O presidente da Casa, deputado Soldado Sampaio, abriu uma discussão sobre os ajustes nas faixas limítrofes dos municípios. Ele reconhece que a delimitação foi feita no início da Constituição do Estado, e talvez tenham faltado informações para o legislador observar o quanto seria prejudicial para alguns municípios.

“A região de Serra Dourada fica altamente na contramão, inacessível ao município de Caracaraí. As pessoas que moram lá têm residência, arrecadam e votam em São Luiz. Vamos fazer essa discussão de maneira gradativa, ouvindo IBGE, o Tribunal Regional Eleitoral, e claro, ajustando as normas estaduais para atender essas demandas”, afirmou Sampaio.

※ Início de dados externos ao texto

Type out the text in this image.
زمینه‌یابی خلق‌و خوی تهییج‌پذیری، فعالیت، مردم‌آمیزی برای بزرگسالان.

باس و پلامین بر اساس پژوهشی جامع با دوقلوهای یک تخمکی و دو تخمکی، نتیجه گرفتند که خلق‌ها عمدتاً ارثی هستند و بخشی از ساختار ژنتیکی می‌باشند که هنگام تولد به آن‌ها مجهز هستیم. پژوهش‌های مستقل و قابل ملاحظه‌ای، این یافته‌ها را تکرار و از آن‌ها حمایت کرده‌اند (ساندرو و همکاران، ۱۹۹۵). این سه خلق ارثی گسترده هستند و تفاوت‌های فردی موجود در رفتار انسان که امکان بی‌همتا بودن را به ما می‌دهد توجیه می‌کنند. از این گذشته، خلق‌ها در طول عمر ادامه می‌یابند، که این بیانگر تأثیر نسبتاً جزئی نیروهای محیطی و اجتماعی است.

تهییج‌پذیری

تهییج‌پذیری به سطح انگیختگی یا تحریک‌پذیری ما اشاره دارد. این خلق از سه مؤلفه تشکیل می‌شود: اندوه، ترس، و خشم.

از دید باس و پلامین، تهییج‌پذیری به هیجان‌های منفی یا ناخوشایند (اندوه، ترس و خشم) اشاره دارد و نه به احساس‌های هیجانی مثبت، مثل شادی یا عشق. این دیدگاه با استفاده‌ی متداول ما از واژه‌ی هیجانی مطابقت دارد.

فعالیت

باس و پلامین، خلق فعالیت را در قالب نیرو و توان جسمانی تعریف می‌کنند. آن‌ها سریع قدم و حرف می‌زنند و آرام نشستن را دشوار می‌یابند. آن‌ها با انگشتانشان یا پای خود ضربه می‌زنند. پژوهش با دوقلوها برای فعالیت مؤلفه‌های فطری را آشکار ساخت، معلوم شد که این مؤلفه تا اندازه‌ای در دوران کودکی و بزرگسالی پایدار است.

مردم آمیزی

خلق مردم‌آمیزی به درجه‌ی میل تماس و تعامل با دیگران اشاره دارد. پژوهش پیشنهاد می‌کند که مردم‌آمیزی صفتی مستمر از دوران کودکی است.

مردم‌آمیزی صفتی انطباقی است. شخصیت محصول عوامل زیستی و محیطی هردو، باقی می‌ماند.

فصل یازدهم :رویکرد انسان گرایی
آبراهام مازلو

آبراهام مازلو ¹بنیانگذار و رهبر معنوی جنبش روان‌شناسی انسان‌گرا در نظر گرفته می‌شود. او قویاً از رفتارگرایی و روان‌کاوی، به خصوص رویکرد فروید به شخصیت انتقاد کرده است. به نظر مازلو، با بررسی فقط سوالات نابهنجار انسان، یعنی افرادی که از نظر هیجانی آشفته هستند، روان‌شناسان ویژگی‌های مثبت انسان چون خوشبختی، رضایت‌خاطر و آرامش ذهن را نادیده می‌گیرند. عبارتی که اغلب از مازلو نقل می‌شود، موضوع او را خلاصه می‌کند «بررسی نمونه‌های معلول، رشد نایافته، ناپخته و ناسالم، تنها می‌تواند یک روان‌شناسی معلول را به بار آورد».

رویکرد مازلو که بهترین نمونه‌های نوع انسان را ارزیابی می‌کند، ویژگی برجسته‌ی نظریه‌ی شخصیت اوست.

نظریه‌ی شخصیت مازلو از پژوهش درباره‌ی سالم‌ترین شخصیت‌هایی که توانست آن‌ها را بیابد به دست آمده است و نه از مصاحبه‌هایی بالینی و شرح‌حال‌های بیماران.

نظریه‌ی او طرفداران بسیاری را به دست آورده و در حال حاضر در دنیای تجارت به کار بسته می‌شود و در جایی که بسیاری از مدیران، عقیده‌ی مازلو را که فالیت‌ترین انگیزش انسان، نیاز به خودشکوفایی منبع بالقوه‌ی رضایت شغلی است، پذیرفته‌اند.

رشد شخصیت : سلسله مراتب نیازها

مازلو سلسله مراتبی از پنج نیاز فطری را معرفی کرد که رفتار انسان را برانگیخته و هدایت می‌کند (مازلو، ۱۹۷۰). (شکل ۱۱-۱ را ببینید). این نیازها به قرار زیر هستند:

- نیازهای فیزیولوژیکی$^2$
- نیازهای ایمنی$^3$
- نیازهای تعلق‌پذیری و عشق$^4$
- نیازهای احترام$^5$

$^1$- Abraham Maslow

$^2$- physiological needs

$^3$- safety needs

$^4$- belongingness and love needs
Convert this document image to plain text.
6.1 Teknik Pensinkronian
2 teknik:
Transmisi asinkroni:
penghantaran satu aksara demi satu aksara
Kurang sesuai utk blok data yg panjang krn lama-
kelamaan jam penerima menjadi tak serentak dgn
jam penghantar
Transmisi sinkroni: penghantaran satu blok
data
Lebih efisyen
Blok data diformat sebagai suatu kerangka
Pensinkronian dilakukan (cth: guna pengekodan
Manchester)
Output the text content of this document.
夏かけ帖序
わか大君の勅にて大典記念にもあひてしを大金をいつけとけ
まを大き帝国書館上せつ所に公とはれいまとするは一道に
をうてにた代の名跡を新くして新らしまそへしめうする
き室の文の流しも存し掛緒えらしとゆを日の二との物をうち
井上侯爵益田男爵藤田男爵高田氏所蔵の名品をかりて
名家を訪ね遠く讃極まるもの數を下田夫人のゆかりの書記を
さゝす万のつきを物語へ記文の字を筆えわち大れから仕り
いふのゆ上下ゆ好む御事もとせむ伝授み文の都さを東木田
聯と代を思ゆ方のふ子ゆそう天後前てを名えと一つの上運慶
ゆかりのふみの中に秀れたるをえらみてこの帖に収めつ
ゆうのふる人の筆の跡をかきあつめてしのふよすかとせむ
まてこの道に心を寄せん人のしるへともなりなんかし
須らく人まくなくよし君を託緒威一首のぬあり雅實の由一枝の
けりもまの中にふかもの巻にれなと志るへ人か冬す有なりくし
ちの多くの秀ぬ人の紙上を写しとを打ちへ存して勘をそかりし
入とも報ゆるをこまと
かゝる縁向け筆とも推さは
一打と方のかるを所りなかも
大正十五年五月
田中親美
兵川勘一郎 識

O deputado Gabriel Picanço (Republicanos) disse que quando foi criado, São Luiz do Anauá abrangia também Rorainópolis. “Quando elevaram Rorainópolis à categoria de município, São Luiz ficou pequeno. Caracaraí avançou muito porque quando foi criado o Rio Anauá ficou dentro dos seus limites. Com isso, de todas as pessoas que moram na Serra Dourada, somente três famílias votam em Caracaraí por causa da logística, distância e da assistência. Então essa discussão é muito plausível para o município de São Luiz e às famílias que lá moram. Junto-me à Vossa Excelência para gente fazer um trabalho de conscientização para ver se avança”, disse Picanço.

A deputada Aurelina Medeiros (PP) explicou que no início da criação desses municípios, 1995-1996, ocorreram alguns erros na definição de limites.

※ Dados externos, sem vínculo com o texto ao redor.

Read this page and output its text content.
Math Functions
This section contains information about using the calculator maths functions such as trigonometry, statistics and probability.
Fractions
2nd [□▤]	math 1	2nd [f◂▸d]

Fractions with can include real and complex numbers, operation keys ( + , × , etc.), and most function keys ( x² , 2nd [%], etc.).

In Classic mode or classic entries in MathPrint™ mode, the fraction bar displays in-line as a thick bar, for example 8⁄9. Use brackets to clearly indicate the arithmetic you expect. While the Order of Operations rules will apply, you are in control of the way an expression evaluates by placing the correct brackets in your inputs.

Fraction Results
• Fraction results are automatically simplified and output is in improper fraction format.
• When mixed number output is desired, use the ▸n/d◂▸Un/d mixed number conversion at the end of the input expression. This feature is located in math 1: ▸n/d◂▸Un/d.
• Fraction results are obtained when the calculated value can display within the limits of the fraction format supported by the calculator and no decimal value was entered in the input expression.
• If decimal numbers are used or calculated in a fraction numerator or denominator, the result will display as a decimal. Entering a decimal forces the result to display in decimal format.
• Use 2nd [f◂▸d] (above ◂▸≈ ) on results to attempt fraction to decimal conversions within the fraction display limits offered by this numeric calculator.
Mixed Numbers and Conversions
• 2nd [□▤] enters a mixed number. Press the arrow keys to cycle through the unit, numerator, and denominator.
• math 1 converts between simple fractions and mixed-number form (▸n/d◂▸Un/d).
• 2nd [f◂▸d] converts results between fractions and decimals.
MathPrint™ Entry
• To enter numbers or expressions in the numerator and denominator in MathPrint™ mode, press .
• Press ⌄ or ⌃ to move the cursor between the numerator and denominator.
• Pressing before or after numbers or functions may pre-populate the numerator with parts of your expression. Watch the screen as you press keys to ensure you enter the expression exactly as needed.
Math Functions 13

“Temos municípios como São Luiz, onde os serviços de saúde, educação, segurança e de tudo que é possível são mantidos, custeados pelo município de São Luiz do Anauá. E grande parte dele é no território de Caracaraí. Da mesma forma, temos o município do Cantá, com uma grande área, que por erro na definição de limites durante a criação é mantido por Caracaraí”, revelou.

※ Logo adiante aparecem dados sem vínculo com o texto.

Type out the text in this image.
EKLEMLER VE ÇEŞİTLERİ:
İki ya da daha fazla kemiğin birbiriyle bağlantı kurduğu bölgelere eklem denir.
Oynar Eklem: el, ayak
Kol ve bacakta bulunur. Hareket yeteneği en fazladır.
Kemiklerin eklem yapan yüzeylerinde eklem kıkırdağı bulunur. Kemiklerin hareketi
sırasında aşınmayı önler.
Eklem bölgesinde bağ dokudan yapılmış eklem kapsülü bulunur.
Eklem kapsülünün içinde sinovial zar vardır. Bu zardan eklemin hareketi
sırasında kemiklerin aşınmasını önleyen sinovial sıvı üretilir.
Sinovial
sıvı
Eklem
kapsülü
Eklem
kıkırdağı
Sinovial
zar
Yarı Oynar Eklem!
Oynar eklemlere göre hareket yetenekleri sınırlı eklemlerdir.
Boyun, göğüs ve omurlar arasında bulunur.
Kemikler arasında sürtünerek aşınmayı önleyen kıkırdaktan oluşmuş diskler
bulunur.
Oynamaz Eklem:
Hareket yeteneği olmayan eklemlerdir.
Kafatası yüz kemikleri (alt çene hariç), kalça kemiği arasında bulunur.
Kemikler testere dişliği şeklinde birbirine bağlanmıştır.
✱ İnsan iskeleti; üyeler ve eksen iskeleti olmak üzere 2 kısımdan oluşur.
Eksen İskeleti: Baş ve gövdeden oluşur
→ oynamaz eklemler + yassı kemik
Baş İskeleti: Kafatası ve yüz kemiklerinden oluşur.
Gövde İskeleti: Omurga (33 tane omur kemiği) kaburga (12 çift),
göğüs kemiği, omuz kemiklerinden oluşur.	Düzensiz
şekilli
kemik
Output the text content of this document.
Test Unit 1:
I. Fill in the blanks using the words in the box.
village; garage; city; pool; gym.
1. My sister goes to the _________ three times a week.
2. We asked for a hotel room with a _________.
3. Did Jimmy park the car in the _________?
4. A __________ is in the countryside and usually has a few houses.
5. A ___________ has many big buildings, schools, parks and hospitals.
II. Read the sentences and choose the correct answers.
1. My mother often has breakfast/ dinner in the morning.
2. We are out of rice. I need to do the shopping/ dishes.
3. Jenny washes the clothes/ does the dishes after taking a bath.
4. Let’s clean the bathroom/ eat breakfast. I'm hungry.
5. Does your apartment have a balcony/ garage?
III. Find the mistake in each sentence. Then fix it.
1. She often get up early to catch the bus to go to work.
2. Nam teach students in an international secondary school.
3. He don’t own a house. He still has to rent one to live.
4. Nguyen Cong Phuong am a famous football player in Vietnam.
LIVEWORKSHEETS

A parlamentar disse que essa situação está sendo analisada pela Proge (Procuradoria-Geral do Estado de Roraima) junto com Iteraima (Instituto de Terras de Roraima), e que algumas reuniões já foram realizadas.

“O Iteraima e a Seplan [Secretaria de Estado e Planejamento] já nos deram todas as informações com relação à questão desses limites. Já tivemos limitações do ponto de vista legal, por falta de regulamentação de lei federal para criação ou de desmembramento de novos municípios, mas nesse caso se trata de correção de limites, em que todas as ações de saúde e educação, todas, inclusive os eleitores, são dos municípios de Cantá e São Luiz. Esse projeto já está praticamente pronto para que a gente possa fazer”, adiantou Aurelina.

Isenção do pagamento de taxa de RG

Durante seu tempo de tribuna, o parlamentar também defendeu o Projeto de Lei (PL) nº 16/2023 que possibilita a emissão da segunda via da carteira de identidade nas ações estritamente itinerantes nas comunidades indígenas com isenção do pagamento da taxa. Logo em seguida, durante a Ordem do Dia, o PL foi aprovado com 21 votos.

A propositura altera a Lei nº 059/1993 que trata do Sistema Tributário Estadual. “O PL vai possibilitar a emissão da carteira identidade, segunda via, nas ações itinerantes das comunidades tradicionais e indígenas e aquelas mais distantes do nosso Estado. De que adianta nos deslocarmos, fazer ali todo um gasto de pessoal, pagar diárias, e não conseguir prestar o atendimento nesses locais por que não há instituição bancária para recolhimento da taxa?” questionou, ao justificar a necessidade da isenção para esse caso específico.

Durante o discurso, o parlamentar leu uma carta enviada pelo eleitor Cleinaldo, que falava da importância da aprovação do projeto, a partir da visão do cidadão que vê no Parlamento a instituição que atende os anseios do povo.

“Em busca da identidade, símbolo de pertencimento, desbravam caminho, pois a Carteira de Identidade é um laço que une passado e presente, valores incondicionais desta Casa Legislativa. A gratuidade na segunda via concedida é um gesto de respeito, e valorizar essas pessoas é um dever sagrado, elevando a dignidade e o que está sendo traçado em nosso Estado, para um futuro melhor para todos”, diz trecho da carta.